2. Social sharing — referrals spread like wildfire inside Telegram groups.
3. The tease of “real money later” — the possibility of your taps becoming actual crypto gave people a reason to keep coming back.
It wasn’t a DeFi deep-dive, it was a Trojan horse for blockchain adoption — sneakily teaching millions how wallets, tokens, and swaps worked without overwhelming them.
The Risks Nobody Should Ignore
Notcoin’s rise is a great case study in how fast Web3 hype can spread — and how quickly prices can drop once tokens are live. The things to keep in mind:
Speculative Hype — Most people played for fun, but those expecting life-changing payouts often learned that crypto prices can fall faster than they rise.
Full Supply at Launch — No vesting means liquidity, but also a flood of sellers.
Minimal Docs — The “blank whitepaper” was part of the brand, but it also means you had to trust the process without much official technical detail.

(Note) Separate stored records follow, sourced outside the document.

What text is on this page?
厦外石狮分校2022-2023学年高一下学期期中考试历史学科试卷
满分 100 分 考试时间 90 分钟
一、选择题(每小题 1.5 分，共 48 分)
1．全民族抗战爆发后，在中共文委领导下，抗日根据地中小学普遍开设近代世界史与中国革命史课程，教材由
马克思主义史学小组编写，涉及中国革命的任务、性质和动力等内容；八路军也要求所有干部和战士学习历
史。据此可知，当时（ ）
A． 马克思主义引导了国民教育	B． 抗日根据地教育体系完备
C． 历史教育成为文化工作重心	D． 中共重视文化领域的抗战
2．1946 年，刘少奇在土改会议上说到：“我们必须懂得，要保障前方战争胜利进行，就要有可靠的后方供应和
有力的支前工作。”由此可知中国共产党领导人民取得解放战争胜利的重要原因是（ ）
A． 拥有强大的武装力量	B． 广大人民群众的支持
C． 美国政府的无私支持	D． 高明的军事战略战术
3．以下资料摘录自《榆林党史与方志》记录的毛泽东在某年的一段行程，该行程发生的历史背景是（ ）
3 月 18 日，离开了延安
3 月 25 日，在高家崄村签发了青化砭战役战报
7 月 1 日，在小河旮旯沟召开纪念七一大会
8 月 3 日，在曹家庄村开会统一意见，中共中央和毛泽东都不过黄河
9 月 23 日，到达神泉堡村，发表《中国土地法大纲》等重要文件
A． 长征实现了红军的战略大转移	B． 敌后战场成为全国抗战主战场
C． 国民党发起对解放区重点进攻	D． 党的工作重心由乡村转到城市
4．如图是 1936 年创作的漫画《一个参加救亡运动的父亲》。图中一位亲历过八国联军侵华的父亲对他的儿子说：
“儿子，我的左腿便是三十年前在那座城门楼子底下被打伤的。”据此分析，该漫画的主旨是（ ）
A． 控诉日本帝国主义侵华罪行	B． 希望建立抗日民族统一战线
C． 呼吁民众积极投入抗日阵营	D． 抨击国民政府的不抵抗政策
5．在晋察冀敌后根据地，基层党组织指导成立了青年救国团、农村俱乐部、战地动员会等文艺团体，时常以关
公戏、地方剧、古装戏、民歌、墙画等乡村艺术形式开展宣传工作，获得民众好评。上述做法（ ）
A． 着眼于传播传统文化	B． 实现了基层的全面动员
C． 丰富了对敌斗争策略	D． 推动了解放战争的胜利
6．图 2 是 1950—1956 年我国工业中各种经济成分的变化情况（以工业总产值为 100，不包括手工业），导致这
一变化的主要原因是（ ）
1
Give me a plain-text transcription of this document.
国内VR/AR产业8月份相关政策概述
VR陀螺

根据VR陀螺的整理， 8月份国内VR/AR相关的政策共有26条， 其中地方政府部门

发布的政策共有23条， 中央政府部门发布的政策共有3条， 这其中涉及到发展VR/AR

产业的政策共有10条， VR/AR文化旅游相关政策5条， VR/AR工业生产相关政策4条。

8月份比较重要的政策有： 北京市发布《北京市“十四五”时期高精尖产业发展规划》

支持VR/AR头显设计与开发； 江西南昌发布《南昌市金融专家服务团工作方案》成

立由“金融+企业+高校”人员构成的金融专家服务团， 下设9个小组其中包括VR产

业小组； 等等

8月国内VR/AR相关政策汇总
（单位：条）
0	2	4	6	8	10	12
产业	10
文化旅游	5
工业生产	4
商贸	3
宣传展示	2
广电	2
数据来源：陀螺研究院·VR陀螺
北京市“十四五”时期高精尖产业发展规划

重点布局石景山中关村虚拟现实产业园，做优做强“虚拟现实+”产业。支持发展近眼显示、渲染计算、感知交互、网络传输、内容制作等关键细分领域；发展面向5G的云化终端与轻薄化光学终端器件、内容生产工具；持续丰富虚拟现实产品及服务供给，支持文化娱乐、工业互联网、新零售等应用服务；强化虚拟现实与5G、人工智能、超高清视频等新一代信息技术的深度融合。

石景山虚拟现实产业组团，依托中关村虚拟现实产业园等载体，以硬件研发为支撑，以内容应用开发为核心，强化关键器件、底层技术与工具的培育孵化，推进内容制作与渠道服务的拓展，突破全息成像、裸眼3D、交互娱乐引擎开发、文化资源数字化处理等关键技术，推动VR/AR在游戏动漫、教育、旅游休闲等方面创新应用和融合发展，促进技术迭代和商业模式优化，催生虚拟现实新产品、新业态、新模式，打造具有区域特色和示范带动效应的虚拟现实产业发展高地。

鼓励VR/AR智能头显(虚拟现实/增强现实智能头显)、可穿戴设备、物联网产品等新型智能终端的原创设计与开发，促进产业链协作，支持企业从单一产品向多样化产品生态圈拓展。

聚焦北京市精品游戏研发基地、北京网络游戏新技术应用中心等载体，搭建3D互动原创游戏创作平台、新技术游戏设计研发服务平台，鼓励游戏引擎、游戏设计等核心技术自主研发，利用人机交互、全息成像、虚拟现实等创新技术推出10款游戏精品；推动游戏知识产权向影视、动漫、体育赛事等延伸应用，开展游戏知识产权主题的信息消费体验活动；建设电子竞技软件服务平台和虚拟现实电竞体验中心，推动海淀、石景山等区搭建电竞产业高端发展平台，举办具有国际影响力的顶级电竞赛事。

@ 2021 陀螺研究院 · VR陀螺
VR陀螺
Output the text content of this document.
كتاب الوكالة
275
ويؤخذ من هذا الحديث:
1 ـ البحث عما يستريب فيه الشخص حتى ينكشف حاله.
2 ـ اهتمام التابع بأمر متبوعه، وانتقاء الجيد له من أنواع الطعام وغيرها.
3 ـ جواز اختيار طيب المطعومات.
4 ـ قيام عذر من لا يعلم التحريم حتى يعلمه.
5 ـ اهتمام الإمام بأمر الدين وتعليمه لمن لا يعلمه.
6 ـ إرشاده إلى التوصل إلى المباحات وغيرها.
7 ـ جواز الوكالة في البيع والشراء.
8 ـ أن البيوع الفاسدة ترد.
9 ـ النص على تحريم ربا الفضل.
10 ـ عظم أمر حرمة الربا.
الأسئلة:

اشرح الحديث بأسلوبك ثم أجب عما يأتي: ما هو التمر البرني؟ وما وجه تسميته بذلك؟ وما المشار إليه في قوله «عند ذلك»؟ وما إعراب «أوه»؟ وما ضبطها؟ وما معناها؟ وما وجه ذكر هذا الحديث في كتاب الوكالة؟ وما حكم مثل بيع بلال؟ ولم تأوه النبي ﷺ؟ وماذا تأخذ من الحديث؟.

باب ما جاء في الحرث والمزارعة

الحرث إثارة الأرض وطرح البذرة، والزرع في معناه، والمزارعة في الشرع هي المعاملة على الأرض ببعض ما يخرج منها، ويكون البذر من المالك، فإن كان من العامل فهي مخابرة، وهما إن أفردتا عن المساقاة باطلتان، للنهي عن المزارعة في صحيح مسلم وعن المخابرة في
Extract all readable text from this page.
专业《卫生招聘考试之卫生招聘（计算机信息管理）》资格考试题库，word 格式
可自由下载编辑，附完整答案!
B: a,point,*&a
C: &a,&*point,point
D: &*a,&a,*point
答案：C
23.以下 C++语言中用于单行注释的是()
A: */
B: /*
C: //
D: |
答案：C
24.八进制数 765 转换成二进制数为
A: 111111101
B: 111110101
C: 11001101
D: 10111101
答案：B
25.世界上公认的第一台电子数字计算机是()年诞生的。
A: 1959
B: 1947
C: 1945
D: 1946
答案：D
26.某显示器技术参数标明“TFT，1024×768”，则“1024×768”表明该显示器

Where Notcoin Is Headed Now
Open Builders say Notcoin is just the beginning. The goal now is to turn it into a full Web3 gaming hub inside Telegram — onboarding new games, rewarding players with crypto, and keeping that huge audience active in the TON ecosystem.
If they can keep building games that are as easy to pick up as the original Notcoin, they might have found the secret sauce for mainstream blockchain gaming.
Final Thoughts
Notcoin wasn’t “just a game” — it was an experiment in mass adoption. In a matter of months, it brought more people into crypto than many polished blockchain projects have managed in years.
It’s a reminder that sometimes, it’s not about how complex or innovative your tech is — it’s about making it stupidly simple for people to try. And in crypto, that can be worth billions… at least for a moment.